Wednesday, May 23, 2018

The pesky devil and the details

     I am certainly not anything close to a "Doctor of the (Catholic) Church" but I do understand a great deal of what makes the Roman church tick. I did attend Seminary and get a Master's degree from them. So much of the beliefs that have been promulgated are based on tradition and the writings or philosophy of St. Thomas Aquinas. It is with St.Thomas in mind that the notion of cooperation of what God has supposedly intended us to be that most positions are held.  The eternal purpose of humans is to procreate and thus so many 'sins' are based on whether we 'cooperate' with that belief. Sex is for procreating alone. Humans are seen as strictly binary and so anything different from that is considered anathema. Being gay is considered "intrinsically disordered". Birth control does not cooperate with God's plan for us procreating (according to the Roman church). From the vantage point of the Roman church, it would seem you can even derive the position of male domination since women were created to bear children. Theoretically then, women should simply stay home and bear children. That odious old barefoot and pregnant  idea.

      I find the idea of St. Thomas' musings guiding anyone today unenlightened and frightfully ignorant. His view of man and the world is out of date, simplistic and his logic only seems to perpetuate the theories the Roman church wanted in the first place. Examples of the circular logic ideas that I rail against. The notion of what is and is not a sin ( according to that Roman church ) is clearly within reasonable doubt if not simply highly suspect.
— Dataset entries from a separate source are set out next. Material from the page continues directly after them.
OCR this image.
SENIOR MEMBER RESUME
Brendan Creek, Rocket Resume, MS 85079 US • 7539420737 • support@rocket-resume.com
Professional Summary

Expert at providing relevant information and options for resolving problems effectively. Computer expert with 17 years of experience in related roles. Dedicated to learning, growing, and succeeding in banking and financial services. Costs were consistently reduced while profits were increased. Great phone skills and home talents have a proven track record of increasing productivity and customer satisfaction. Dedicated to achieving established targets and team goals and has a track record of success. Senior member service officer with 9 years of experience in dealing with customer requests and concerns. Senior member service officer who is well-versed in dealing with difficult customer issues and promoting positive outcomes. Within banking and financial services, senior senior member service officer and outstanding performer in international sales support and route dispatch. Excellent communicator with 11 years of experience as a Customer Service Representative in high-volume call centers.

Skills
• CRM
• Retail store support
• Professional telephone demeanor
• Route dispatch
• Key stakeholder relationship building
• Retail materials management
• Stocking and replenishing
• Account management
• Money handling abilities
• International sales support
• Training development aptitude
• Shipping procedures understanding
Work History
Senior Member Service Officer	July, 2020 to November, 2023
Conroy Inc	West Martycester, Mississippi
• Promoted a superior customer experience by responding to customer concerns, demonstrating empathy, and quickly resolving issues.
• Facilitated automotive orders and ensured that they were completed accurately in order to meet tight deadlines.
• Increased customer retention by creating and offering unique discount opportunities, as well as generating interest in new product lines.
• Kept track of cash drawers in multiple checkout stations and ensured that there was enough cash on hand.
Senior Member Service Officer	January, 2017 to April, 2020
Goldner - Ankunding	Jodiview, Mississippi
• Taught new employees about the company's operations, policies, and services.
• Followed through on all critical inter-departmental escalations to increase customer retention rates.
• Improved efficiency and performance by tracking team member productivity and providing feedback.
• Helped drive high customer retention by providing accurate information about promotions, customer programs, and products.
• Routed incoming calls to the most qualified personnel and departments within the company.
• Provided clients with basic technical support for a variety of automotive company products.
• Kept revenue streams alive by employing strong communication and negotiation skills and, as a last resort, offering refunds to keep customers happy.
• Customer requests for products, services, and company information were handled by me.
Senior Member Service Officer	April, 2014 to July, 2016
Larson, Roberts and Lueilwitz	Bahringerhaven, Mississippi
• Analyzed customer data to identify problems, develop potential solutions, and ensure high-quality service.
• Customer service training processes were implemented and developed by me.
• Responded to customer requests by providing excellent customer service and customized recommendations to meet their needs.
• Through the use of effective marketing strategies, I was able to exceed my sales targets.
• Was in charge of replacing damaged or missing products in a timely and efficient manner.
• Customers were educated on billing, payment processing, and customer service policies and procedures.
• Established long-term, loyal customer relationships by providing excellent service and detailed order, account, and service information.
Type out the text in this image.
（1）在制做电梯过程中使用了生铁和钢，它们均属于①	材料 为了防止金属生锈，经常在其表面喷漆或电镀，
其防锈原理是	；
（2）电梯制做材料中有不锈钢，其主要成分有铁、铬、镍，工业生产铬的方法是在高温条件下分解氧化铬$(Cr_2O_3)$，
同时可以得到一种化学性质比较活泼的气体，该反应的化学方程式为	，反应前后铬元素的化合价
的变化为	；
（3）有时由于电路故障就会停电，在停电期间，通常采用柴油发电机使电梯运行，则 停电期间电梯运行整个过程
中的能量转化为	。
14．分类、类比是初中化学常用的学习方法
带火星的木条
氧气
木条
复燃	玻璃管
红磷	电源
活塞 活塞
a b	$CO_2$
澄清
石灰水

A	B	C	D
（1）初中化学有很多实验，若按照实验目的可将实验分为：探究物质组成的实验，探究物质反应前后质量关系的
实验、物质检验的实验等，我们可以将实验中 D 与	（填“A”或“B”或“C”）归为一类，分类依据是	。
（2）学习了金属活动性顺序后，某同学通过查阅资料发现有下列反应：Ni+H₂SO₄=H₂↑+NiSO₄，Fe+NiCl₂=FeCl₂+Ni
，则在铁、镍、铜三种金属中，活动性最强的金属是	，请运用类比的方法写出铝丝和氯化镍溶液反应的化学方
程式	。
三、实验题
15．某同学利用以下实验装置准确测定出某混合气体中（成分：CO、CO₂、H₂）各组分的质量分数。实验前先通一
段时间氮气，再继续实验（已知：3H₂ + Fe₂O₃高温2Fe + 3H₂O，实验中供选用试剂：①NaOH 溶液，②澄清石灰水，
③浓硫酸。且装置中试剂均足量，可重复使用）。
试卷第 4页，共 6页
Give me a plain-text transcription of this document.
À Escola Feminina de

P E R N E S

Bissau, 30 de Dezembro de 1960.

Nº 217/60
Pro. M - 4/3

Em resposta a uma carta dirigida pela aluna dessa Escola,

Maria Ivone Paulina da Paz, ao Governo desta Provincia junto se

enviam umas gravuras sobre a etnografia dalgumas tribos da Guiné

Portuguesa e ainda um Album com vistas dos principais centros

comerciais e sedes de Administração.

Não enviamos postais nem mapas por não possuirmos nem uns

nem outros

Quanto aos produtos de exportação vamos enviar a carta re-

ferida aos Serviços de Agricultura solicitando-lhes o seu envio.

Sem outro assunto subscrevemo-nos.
        If the nature of sin is in question, then the nature of Satan may be as well.  Satan, according to what we are told is a fallen angel. A creation of God that chose his own way instead of God's way. This falls in line philosophically with the churches teachings and especially justified by the early church having to deal with the competing or different philosophies of cultures as Christianity spread. Romans and Greeks viewed things differently. These views had to be either 'corrected' or assimilated into what was being preached by a new Judeo-Christian church.

         Satan is yet another construct of man to convey an essence of truth about our relationship with our Creator. We have the ability or perhaps propensity to turn our back on God. We can do it in small matters or in a wholesale fashion, one which some people would call "mortal sin".  The idea of St. Thomas and the rules and rubrics create a dynamic in which man sins by dong this or that, not doing this or that and by creating scapegoats in society. That is, those that do not conform to their view of the world. It is in these man made errant views that I differ enormously in what constitutes a sin or what Satan is.

       The truth though is that no matter what your definition or source of judgment, no matter what religion or philosophy, man does err, man commits evil acts individually and in unison. That is the source of evil and that paradigm is what has been 'humanized' into Satan. Pitchforks and rubrics be damned, Satan exists in our propensity to not cooperate with God's plan of love. It s the definition of 'what is God's plan' that I have a vast disagreement.

      We are still called to love and we still pray to follow the way of love in our lives. It is really the only thing I write about. Our commission as humans is to love and be loved. 

Our Father in heaven,
   hallowed be your name. 

Your kingdom come.
   Your will be done,
     on earth as it is in heaven. 
Give us this day our daily bread. 
And forgive us our debts,
     as we also have forgiven our debtors. 
And do not bring us to the time of trial,
     but rescue us from the evil one.